- Bena Location in California Bena Bena (the United States)
- Coordinates: 35°19′36″N 118°44′23″W﻿ / ﻿35.32667°N 118.73972°W
- Country: United States
- State: California
- County: Kern County
- Elevation: 863 ft (263 m)

= Bena, California =

Unincorporated community in California, United States

Bena (formerly Pampa) is an unincorporated area of Kern County, California. It is located on the Union Pacific Railroad 7 mi west-northwest of Caliente, at an elevation of 863 feet. The Pampa post office operated from 1889 to 1890 and again during 1901.

== Railroad history ==
The Bena railroad station was built in 1885. In 1918, Standard Construction agreed to build four rail operators' houses near Bena for Southern Pacific. In 1962, the old Bena railroad station became the site of the largest superphosphate manufacturing plant west of the Mississippi River.

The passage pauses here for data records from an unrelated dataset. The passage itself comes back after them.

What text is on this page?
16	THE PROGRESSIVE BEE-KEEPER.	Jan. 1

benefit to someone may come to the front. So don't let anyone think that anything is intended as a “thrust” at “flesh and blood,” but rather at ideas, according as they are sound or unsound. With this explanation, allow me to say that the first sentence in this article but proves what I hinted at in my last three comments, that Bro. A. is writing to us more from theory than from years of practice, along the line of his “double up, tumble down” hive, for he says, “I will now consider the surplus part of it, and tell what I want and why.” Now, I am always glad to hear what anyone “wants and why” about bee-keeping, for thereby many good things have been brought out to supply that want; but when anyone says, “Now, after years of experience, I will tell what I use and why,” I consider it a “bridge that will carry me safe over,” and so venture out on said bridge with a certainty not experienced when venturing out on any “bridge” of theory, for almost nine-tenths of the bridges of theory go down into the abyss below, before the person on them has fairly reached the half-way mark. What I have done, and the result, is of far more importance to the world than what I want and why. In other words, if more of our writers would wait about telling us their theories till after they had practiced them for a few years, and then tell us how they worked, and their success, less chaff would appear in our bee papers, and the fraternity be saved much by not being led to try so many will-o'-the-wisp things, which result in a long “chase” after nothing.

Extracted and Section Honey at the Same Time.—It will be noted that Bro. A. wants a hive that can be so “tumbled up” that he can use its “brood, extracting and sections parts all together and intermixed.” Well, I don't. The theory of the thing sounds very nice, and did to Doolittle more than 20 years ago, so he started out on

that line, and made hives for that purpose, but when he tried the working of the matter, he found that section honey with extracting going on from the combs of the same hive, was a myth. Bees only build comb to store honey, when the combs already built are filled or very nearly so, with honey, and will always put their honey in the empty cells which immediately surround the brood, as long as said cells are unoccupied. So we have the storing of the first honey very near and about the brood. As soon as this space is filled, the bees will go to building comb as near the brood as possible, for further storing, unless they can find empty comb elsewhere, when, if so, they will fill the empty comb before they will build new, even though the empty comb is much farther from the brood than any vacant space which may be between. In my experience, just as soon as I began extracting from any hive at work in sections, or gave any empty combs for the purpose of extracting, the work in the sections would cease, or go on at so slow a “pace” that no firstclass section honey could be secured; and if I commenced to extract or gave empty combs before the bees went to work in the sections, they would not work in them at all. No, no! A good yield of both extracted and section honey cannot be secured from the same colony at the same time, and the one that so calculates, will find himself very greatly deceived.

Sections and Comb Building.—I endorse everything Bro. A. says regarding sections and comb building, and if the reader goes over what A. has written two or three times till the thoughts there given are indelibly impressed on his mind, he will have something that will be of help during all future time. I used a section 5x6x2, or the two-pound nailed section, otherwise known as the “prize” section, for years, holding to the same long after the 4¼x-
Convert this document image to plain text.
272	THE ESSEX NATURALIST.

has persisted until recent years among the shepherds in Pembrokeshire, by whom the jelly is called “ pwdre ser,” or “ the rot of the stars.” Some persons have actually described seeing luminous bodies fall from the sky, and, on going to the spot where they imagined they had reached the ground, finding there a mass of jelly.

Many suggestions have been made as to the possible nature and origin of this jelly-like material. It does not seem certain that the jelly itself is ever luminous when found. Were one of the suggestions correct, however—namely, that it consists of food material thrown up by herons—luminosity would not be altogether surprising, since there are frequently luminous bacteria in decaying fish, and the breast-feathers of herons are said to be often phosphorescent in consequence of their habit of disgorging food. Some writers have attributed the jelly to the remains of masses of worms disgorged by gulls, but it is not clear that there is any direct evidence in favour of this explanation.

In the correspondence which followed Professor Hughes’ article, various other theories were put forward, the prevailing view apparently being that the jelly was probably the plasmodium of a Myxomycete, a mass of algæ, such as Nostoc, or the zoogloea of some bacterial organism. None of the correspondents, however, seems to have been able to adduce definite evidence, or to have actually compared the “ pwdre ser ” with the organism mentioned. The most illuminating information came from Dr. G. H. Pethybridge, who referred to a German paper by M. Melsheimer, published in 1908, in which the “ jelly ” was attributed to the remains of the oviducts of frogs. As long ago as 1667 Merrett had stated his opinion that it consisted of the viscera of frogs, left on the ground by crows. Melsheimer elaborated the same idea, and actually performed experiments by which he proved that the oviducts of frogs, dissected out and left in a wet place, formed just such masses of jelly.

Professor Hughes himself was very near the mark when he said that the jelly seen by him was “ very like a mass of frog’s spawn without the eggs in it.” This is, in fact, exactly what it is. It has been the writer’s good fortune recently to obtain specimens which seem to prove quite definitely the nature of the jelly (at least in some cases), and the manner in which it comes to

The Southern Pacific and Santa Fe Railroads donated the old Bena depot, once located a few miles from the Tehachapi Loop, to Kern Pioneer Village in 1961. Bena Depot was fully restored by the Kern County Museum in 2020.

== Oil fields and landfill ==
The area near Bena was the site of wildcat drilling for oil in the 1930s and 1940s.

Kern County now operates a landfill at Bena.